Wilfred Owen

Owen is regarded as England’s greatest war poet. He was influenced by John Keats and is associated with Georgian poetry, a school of writing to which Rupert Brooke, Siegfried Sassoon, and Robert Graves, among others belonged. At the start of the war, Owen was working in France as a tutor, upon hearing of the war returned to England to enlist. He was commissioned as an officer in 1916. After serving on the Western Front for six months he was returned to England in June of 1917, and placed at Craiglockhart Hospital for treatment of Shell shock. It was there that he met Siegfried Sassoon, considered to be one of the finest poets of the Great War, and they quickly became friends. It is clear that they influenced each other’s work, sharing time editing the writing of the other. Sassoon also introduced Owen to his connections in the publishing world. While at Craiglockhart, Owen wrote a number of exceptional poems, among them “Anthem for Doomed Youth.”
   
Owen returned to active military service in September 1918 with a new sense of himself as a writer and as a soldier. In October of that same year he won the Military Cross for bravery, but sadly on November 4, 1918, he was killed while leading his men into battle. The Armistice came just seven days later. Owen is featured in the film, Voices in Wartime.
  


Fragment: A Farewell

I saw his round mouth's crimson deepen as it fell,
Like a Sun, in his last deep hour;
Watched the magnificent recession of farewell,
Clouding, half gleam, half glower,
And a last splendour burn the heavens of his cheek.
And in his eyes
The cold stars lighting, very old and bleak,
In different skies.  


Questions for Reflection: “Fragment: A Farewell” 

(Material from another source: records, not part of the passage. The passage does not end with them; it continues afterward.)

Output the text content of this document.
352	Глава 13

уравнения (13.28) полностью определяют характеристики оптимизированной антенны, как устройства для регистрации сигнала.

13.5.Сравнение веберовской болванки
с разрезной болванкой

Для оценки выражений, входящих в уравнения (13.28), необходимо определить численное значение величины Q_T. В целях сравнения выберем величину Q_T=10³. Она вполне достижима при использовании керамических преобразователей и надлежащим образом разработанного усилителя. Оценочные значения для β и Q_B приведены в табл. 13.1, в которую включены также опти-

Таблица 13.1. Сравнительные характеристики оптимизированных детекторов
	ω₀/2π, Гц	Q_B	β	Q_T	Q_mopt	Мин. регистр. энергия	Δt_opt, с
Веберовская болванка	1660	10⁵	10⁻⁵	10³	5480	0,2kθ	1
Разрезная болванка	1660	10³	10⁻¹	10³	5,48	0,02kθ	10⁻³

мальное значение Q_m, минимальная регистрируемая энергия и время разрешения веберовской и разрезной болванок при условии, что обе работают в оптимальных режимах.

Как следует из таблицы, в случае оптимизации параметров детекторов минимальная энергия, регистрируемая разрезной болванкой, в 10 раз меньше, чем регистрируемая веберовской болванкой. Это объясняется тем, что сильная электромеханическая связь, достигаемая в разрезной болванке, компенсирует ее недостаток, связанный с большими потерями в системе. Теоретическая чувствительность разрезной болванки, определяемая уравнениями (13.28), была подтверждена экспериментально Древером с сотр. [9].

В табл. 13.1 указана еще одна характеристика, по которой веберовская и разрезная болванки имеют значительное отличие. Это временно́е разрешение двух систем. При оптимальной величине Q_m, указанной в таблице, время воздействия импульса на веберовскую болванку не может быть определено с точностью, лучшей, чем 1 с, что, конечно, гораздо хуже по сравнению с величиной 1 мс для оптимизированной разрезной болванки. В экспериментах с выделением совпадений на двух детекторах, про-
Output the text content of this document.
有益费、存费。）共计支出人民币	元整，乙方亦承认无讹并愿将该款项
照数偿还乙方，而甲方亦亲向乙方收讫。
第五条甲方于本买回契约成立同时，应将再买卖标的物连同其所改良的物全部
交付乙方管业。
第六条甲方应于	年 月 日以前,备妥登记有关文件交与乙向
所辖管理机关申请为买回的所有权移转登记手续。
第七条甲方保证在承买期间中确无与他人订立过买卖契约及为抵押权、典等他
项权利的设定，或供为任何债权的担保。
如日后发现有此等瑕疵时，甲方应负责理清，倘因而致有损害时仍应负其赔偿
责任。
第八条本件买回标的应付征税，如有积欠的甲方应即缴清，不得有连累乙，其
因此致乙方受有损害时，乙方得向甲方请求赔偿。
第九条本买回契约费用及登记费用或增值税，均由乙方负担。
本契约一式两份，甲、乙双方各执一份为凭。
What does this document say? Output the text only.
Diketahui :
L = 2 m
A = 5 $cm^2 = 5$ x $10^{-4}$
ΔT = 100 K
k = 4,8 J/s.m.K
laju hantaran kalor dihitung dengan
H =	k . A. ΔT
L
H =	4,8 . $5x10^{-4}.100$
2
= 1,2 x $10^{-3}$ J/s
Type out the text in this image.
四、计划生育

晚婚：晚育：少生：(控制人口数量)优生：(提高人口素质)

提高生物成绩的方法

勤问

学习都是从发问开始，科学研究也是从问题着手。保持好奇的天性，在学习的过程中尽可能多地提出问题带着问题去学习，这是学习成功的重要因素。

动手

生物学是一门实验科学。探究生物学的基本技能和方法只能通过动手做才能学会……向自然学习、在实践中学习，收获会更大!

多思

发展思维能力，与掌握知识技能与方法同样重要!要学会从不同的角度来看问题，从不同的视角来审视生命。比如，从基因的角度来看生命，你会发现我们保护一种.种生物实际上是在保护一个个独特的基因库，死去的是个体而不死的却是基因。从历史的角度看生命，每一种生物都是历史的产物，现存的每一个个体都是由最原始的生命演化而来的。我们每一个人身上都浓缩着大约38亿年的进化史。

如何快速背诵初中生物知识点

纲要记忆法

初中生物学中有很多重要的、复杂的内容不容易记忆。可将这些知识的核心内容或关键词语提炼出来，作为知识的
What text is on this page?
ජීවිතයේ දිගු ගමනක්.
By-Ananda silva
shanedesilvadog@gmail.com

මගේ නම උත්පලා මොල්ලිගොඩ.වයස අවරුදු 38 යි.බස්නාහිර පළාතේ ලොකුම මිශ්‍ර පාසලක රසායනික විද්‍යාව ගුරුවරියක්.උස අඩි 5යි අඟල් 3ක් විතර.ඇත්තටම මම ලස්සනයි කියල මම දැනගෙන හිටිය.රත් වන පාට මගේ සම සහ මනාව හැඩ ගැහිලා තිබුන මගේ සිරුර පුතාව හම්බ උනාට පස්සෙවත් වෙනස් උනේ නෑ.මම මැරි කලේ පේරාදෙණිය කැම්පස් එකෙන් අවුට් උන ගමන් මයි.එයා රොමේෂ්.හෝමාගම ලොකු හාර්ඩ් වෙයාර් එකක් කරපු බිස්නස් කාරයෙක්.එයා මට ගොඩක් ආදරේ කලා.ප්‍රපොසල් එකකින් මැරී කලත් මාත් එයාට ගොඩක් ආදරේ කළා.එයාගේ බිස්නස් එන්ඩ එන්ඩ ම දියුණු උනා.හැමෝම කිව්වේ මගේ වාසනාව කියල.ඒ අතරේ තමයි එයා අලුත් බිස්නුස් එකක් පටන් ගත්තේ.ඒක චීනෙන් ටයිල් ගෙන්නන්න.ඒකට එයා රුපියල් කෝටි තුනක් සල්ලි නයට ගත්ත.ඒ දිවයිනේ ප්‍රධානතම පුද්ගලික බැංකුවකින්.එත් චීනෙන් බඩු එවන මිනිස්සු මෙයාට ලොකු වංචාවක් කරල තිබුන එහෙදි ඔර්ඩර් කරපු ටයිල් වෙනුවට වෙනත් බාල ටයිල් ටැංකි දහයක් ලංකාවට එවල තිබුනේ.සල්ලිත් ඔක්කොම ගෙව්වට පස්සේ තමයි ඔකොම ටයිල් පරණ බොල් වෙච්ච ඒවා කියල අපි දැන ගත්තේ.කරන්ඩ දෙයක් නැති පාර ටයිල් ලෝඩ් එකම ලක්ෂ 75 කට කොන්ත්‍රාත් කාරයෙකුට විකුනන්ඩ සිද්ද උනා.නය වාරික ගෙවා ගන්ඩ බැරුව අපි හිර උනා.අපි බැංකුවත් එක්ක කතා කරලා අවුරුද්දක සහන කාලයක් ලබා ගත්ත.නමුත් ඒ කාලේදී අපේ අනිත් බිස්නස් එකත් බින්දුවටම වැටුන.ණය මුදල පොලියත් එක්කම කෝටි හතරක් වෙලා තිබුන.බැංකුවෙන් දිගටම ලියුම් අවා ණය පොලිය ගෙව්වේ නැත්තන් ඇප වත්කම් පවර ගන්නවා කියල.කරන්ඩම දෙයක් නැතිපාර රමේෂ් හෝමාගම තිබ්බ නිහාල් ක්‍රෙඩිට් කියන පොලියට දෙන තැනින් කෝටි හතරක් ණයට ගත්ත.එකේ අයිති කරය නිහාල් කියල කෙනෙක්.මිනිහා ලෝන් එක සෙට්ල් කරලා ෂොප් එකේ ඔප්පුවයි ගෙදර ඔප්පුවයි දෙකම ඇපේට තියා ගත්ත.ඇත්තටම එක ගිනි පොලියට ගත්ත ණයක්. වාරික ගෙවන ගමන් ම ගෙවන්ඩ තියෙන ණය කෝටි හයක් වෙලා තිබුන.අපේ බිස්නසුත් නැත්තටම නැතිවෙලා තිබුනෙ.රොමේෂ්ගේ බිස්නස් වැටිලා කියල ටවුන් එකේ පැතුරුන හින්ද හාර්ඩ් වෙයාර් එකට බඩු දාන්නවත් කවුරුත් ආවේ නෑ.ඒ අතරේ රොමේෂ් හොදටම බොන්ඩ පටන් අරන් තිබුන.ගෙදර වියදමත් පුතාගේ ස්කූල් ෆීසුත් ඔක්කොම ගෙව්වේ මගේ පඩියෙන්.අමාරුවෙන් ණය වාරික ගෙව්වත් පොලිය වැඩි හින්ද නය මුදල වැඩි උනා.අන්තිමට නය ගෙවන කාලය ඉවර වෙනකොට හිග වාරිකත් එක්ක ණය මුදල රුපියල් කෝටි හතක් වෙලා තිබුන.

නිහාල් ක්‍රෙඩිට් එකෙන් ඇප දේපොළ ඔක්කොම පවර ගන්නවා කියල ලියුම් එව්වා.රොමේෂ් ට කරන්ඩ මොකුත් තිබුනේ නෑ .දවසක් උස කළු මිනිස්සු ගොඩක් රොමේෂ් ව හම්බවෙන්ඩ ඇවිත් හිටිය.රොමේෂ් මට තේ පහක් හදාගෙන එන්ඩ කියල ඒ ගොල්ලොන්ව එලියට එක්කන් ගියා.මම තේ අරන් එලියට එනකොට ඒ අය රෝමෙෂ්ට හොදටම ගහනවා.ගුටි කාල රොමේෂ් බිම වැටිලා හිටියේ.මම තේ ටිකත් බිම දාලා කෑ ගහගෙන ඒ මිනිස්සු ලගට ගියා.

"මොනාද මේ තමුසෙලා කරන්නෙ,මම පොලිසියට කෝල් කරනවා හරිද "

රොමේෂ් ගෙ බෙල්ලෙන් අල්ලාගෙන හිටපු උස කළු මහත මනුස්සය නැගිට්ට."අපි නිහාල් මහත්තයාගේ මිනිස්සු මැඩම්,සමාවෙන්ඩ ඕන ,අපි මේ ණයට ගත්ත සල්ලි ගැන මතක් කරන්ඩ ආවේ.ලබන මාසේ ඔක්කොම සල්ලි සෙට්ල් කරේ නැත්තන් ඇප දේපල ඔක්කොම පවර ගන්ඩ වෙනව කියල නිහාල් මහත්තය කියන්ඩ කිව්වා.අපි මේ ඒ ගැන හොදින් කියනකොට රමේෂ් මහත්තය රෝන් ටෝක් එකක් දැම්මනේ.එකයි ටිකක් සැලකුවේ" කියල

  1. How do you imagine it would be like to see someone die? What would you see? What would you feel? How would you describe what you experienced to another person?
  2. What imagery in the poem strikes you as being appropriately descriptive of the moments of death?
  3. What is meant by the title of the poem, “Fragment: A Farewell?”  

 

The Last Laugh

'Oh! Jesus Christ! I'm hit,' he said; and died.
Whether he vainly cursed or prayed indeed,
The Bullets chirped-In vain, vain, vain!
Machine-guns chuckled,-Tut-tut! Tut-tut!
And the Big Gun guffawed.

Another sighed,-'O Mother, - Mother, - Dad!'
Then smiled at nothing, childlike, being dead.
And the lofty Shrapnel-cloud
Leisurely gestured,-Fool!
And the splinters spat, and tittered.

'My Love!' one moaned. Love-languid seemed his mood,
Till slowly lowered, his whole face kissed the mud.
And the Bayonets' long teeth grinned;
Rabbles of Shells hooted and groaned;
And the Gas hissed. 


Questions for Reflection: “The Last Laugh” 

  1. How has Owen used personification in “The Last Laugh?”
  2. What are the feelings behind the last words of the soldiers in “The Last Laugh?”
  3. Who/What has “The Last Laugh” in the poem?
  4. Looking through the words of “The Last Laugh” how would you speak of the death of these three soldiers? What feelings would you experience?